NAB should only be authorized to file one reference per case and no supplementary references should be permitted as that merely encourages NAB to engage in roving inquiries that prolong the misery of the accused. Similarly, the remand period in NAB custody should be reduced to 14 days from 90 days as the former provides ample time for the interrogation of the accused whereas the latter serves no purpose but to unfairly punish the accused. Additionally, and in line with Supreme Court judgments, an approver must expressly be required to record his statement in presence of the accused who should be given the opportunity to cross examine.

It is also important that all pending legal proceedings, including convictions under appeal, should be dealt in accordance with the provisions of the amended law to ensure that the pending backlog of more than a thousand Accountability Court cases is disposed of expeditiously and fairly. This would necessarily lead to dismissal of all asset beyond means cases which have been seen to be largely politically motivated.

For the purpose of capacity building and to improve the caliber of NAB’s human resources, officers should be recruited and appointed by the Federal Public Service Commission rather than at the discretion of the chairman of NAB and should be offered regular external and in-house specialized training relevant to their field. The salaries offered to NAB officers must include performance incentives and generally be commensurate with the level of their authority as anything else results in departmental lethargy and breeds corruption. Moreover, like the FIA, NAB can have separate wings to deal with different types of cases (such as: public procurement or land/housing matters).

To ensure expeditious trials, prosecutorial guidelines should be prepared capping the number of witnesses to be examined in court per reference in line with the severity of the offence; and prosecutors should be evaluated on a monthly basis on the basis of demonstrable progress in the cases under their charge. Similarly, departmental guidelines should be framed regarding the seniority of an investigation officer to be appointed in a reference in line with its complexity and the severity of the underlying offence.

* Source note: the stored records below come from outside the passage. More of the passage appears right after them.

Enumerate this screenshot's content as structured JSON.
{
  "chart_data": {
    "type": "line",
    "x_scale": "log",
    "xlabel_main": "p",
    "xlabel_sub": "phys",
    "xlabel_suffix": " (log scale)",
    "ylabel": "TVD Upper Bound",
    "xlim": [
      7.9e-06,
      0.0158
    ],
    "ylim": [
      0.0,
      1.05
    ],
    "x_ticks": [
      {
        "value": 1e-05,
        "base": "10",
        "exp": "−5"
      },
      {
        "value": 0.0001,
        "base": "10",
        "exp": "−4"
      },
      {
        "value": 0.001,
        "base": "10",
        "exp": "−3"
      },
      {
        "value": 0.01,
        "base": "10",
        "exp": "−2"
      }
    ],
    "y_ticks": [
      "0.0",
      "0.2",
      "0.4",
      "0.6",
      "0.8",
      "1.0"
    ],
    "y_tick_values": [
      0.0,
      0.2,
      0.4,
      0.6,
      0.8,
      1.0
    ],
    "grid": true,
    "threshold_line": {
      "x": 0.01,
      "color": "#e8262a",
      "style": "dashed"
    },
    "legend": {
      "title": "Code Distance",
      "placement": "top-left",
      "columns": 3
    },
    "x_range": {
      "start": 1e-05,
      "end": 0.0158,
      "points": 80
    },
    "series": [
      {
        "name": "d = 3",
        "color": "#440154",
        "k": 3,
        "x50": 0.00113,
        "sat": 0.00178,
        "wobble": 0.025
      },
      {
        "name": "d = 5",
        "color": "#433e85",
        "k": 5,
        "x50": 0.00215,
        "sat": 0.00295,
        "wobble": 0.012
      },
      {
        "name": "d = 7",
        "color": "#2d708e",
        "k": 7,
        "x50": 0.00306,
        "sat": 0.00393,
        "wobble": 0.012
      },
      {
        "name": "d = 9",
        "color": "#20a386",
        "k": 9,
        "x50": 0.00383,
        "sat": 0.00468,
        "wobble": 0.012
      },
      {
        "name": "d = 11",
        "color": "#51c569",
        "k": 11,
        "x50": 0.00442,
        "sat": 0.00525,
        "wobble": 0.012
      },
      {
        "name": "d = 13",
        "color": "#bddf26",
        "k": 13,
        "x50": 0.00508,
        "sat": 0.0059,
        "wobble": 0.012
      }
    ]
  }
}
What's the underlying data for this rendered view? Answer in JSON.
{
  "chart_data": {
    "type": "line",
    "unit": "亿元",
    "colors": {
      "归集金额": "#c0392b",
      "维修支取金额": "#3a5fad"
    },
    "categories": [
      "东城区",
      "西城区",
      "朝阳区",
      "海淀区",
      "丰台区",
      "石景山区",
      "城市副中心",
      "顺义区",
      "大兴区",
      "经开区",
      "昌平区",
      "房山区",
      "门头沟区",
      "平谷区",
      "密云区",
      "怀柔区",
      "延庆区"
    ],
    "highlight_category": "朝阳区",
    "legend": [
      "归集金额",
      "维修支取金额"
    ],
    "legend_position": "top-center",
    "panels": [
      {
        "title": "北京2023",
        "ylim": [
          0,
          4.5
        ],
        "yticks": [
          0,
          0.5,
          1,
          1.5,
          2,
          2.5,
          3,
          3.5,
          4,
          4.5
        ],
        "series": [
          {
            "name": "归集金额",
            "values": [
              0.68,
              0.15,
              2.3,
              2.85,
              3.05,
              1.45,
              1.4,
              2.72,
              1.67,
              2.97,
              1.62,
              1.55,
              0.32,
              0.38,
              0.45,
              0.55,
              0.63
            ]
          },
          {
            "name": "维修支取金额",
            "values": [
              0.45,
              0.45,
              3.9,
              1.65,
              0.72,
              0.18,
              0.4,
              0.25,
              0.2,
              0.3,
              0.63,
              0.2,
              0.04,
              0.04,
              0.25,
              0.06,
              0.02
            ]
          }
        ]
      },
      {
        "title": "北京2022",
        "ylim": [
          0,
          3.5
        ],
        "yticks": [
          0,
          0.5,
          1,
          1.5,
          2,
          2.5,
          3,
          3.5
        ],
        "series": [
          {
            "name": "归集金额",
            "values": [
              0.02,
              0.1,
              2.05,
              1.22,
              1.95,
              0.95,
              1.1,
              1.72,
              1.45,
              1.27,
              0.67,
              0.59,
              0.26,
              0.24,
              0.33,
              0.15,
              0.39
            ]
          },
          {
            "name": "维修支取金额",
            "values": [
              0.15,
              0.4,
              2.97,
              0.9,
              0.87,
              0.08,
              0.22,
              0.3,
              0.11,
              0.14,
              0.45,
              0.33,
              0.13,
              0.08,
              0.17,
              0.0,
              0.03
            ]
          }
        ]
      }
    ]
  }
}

Attempts at reforming NAB are usually limited and piecemeal with the political cooperation of the opposition in support of such reforms procured by the pressure of selective accountability. Indeed, new efforts to subvert accountability reforms appear to be already underway. It is worth noting that exactly at the time that certain reform measures and amendments to the NAB Ordinance are being discussed, new references have been filed against the PML-N leadership.

Further, it is deeply concerning that a bill to the Anti Terrorism Act makes violations of orders by the federal government under the UN Security Council Act, 1948 an offence under the Anti Terrorism Act and prosecutable in the Anti Terrorism Courts. The bill makes no attempt to distinguish between violation of orders that may be related to terrorism or terrorism financing and those that may generally comprise violation of sanctions unrelated to terrorism or terrorism financing (for example, trade controls). Being over-broad and vague in nature, such powers are also likely to be misused for political purposes and to stigmatize the accused. Such ostensibly mala fide attempts at 'reform' will invariably be counterproductive and only a holistic approach as outlined above can succeed.

In sum, an accountability process will only be credible if those involved in the process of accountability are themselves held legally accountable. In the absence of the above reforms, convictions and sentences procured by NAB will needlessly continue to be controversial and viewed with suspicion and the citizens of Pakistan will continue to be deprived of the aegis and protection of rule of law.